The World Meteorological Organization (WMO) has warned that global temperatures will exceed 1.5 degrees Celsius over pre-industrial levels for the first time in the next five years.
This temperature has a 66% chance of being recorded at least once between now and 2027, which would be the first time in human history.
Almost every government in the world has pledged to limit global warming to 1.5 degrees Celsius above pre-industrial levels. At the COP21 climate summit, they accomplished this by signing the historic Paris Climate Agreement.
If a 1.5C temperature increase is documented, it does not indicate the planet has permanently exceeded the barrier.
The global average temperature would have to reach 1.5 degrees Celsius Many more times before the climate could be said to have permanently warmed to that level.
The WMO also predicted that the hottest year on record will be broken during this period.
Dr Leon Hermanson of the Met Office Hadley Centre, one of the experts who led the report, said: “We have never crossed 1.5C. The current record is 1.28C.
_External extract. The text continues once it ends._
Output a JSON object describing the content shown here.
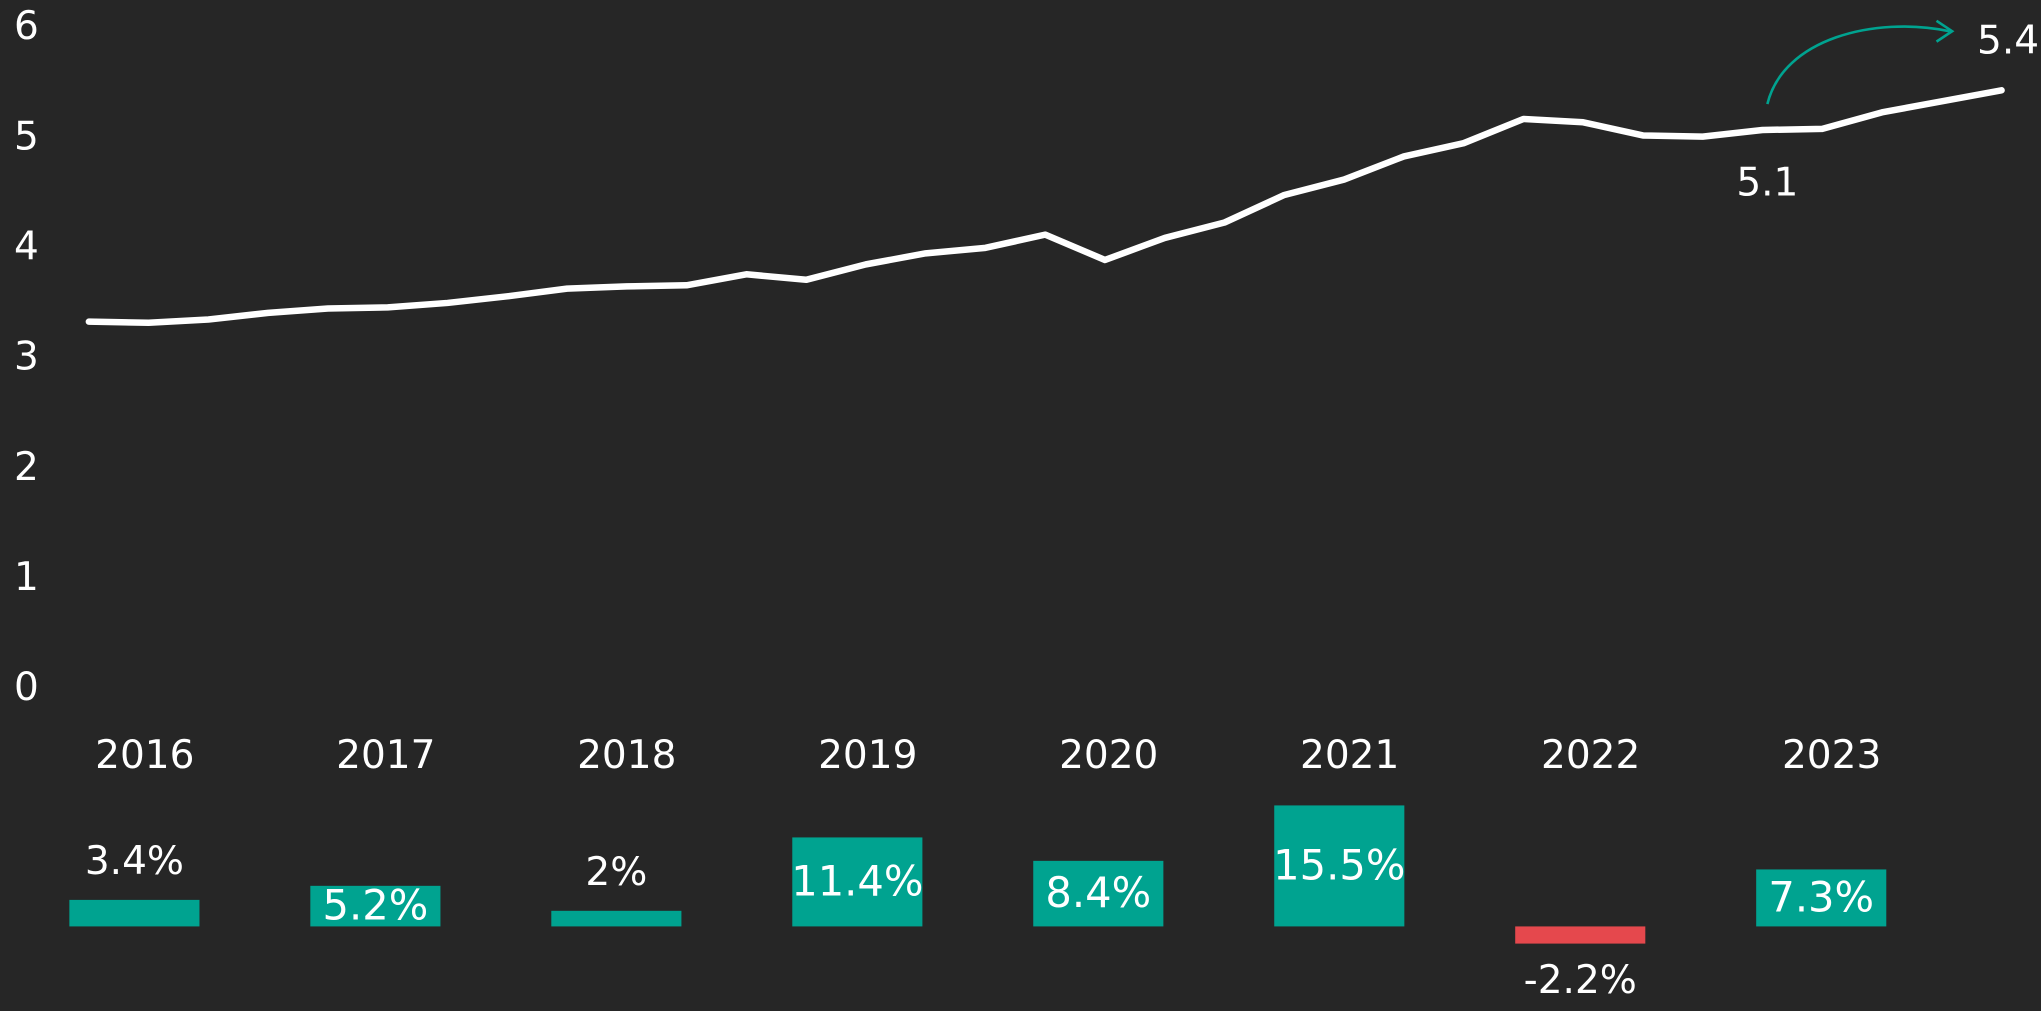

“It’s very likely we’re going to exceed that, we might even reach 1.5C – it’s more likely than not that we will
“It’s not this long-term warming that the Paris Agreement talks about, but it is an indication that as we start having these years, with 1.5C happening more and more often, we’re getting closer and closer to having the actual long-term climate being on that threshold.”
El Nino typically causes an increase in global temperatures the following year
The possibility that the five-year mean average will rise above the 1.5C limit is only 32%.
The WMO also stated that there is a 98% possibility that the previous record-breaking year will be surpassed within that time.
Dr. Hermanson predicted that a combination of greenhouse gases and the occurrence of El Nino, a weather phenomenon that causes the eastern Pacific to warm and has a global impact on rainfall and temperature.
According to the WMO, La Nina, it’s opposite, cooled atmospheric temperatures over the majority of the last three years, but this has since ended.
El Nino typically causes an increase in global temperatures the following year. Therefore, scientists anticipate an increase in temperature in 2024.
The WMO general secretary Professor Petteri Taalas said: “A warming El Nino is expected to develop in the coming months and this will combine with human-induced climate change to push global temperatures into uncharted territory.
“This will have far-reaching repercussions for health, food security, water management and the environment. We need to be prepared.”